3.4 Survival analysis
Survival analysis was conducted in total glioma cohort (Table 6).Among the 217 cases, two cases had missed visits. Univariate survival analysis through Kaplan–Meier method revealed that the following prognostic factors affected the OS in glioma (Fig. 7 A–I): age (≤50 vs. > 50 years old; p < 0.0001),tumour location(Frontal vs. Other;p=0.0114), local recurrence (no vs. yes; p < 0.0001), tumor resection (total vs. partial; p < 0.0001), WHO grade (LGG vs. HGG; p < 0.0001), ki-67 expression (≤5% vs. > 5%; p < 0.0001), AJUBA expression (low vs. high; p <0.0001), and YAP1 expression (low vs. high; p < 0.0001),YAP1 and AJUBA co-expression(YAP1 low+AJUBA low vs.YAP1 low+AJUBA High vs.YAP1 High+AJUBA Low vs. YAP1 High+AJUBA High; p <0.0001).
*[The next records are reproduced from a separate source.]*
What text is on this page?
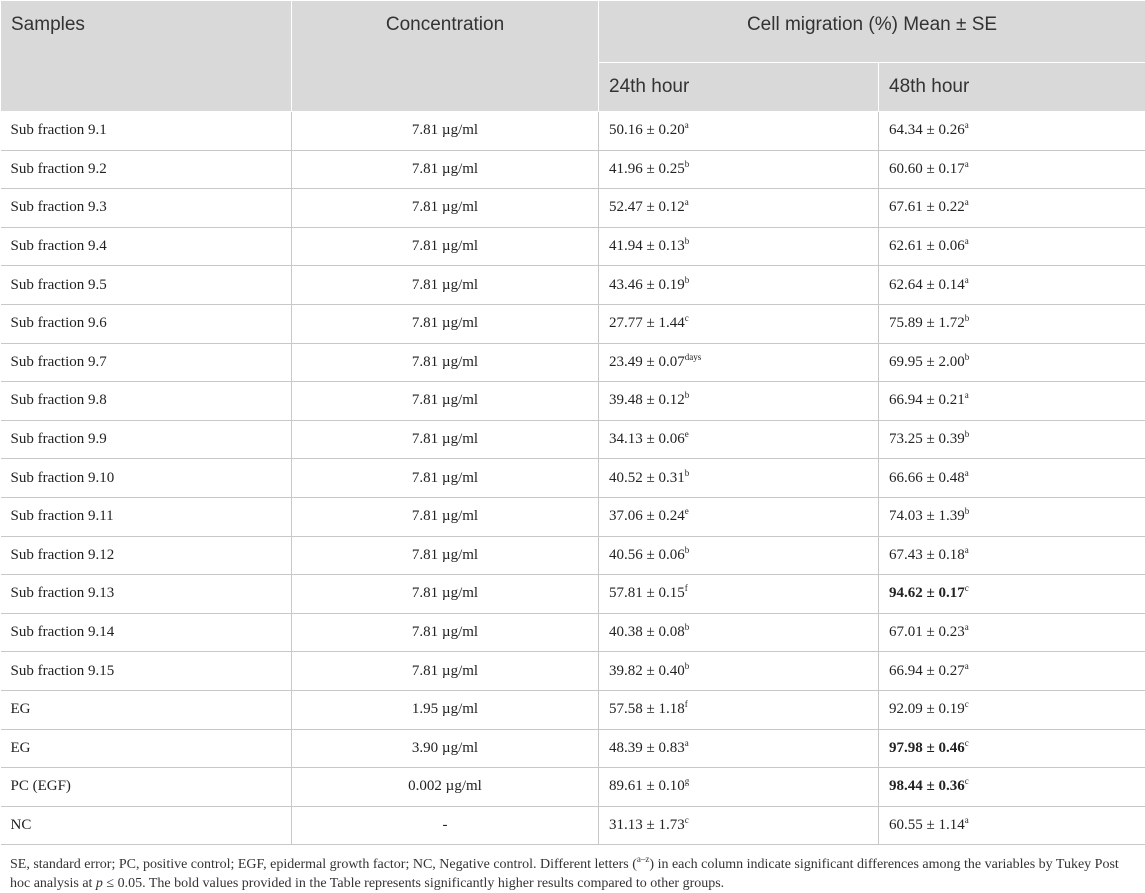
Samples	Concentration	Cell migration (%) Mean ± SE	
		24th hour	48th hour
Sub fraction 9.1	7.81 µg/ml	50.16 ± 0.20$^a$	64.34 ± 0.26$^a$
Sub fraction 9.2	7.81 µg/ml	41.96 ± 0.25$^b$	60.60 ± 0.17$^a$
Sub fraction 9.3	7.81 µg/ml	52.47 ± 0.12$^a$	67.61 ± 0.22$^a$
Sub fraction 9.4	7.81 µg/ml	41.94 ± 0.13$^b$	62.61 ± 0.06$^a$
Sub fraction 9.5	7.81 µg/ml	43.46 ± 0.19$^b$	62.64 ± 0.14$^a$
Sub fraction 9.6	7.81 µg/ml	27.77 ± 1.44$^c$	75.89 ± 1.72$^b$
Sub fraction 9.7	7.81 µg/ml	$23.49 \pm 0.07^{days}$	69.95 ± 2.00$^b$
Sub fraction 9.8	7.81 µg/ml	39.48 ± 0.12$^b$	66.94 ± 0.21$^a$
Sub fraction 9.9	7.81 µg/ml	34.13 ± 0.06$^e$	73.25 ± 0.39$^b$
Sub fraction 9.10	7.81 µg/ml	40.52 ± 0.31$^b$	66.66 ± 0.48$^a$
Sub fraction 9.11	7.81 µg/ml	37.06 ± 0.24$^e$	74.03 ± 1.39$^b$
Sub fraction 9.12	7.81 µg/ml	40.56 ± 0.06$^b$	67.43 ± 0.18$^a$
Sub fraction 9.13	7.81 µg/ml	57.81 ± 0.15$^f$	94.62 ± 0.17$^c$
Sub fraction 9.14	7.81 µg/ml	40.38 ± 0.08$^b$	67.01 ± 0.23$^a$
Sub fraction 9.15	7.81 µg/ml	39.82 ± 0.40$^b$	66.94 ± 0.27$^a$
EG	1.95 µg/ml	57.58 ± 1.18$^f$	92.09 ± 0.19$^c$
EG	3.90 µg/ml	48.39 ± 0.83$^a$	97.98 ± 0.46$^c$
PC (EGF)	0.002 µg/ml	89.61 ± 0.10$^g$	98.44 ± 0.36$^c$
NC	-	31.13 ± 1.73$^c$	60.55 ± 1.14$^a$
SE, standard error; PC, positive control; EGF, epidermal growth factor; NC, Negative control. Different letters ($^{a-z}$) in each column indicate significant differences among the variables by Tukey Post hoc analysis at p ≤ 0.05. The bold values provided in the Table represents significantly higher results compared to other groups.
Multivariate analysis (Cox’s proportional hazards regression model) on OS showed that the possible independent prognostic factors for OS were as follows: age (HR: 2.867; 95 % CI: 1.987–4.135; p < 0.0001), Tumour location (HR: 1.551; 95 % CI: 1.093–2.201; p = 0.0024), Local recurrence(HR: 3.48; 95 % CI: 2.312–5.238; p < 0.0001) ,WHO grade (HR: 6.28; 95 % CI: 3.920–10.06; p < 0.0001), ki-67 expression (HR: 2.541; 95 % CI: 1.789–3.609; p < 0.0001), and AJUBA expression (HR: 2.065; 95 % CI: 1.418–3.007; p=0.045), YAP1 expression (HR: 2.377; 95 % CI: 1.666–3.392; p < 0.0001),. In univariate survival analysis and multivariate analysis of PFS (Fig. 7J–R), the prognostic factors were the same as those of OS,
and AJUBA expresion(HR: 2.044, 95 % CI:1.383 -3.021;p<0.0001) ,also YAP1 expression (HR: 1.857; 95 % CI: 1.299–2.657; p = 0.002) were independent prognostic factors for PFS. These results showed that the independent factors that can predict short OS and PFS in the total glioma cohort were >50 years old, Frontal location,recurrence,tumor total resection,WHO grade IV and Ki-67 expression >5%. AJUBA high expression and YAP1 high expression predicted short OS in glioma. Therefore, AJUBA and YAP1 may be biomarkers of poor prognosis in glioma.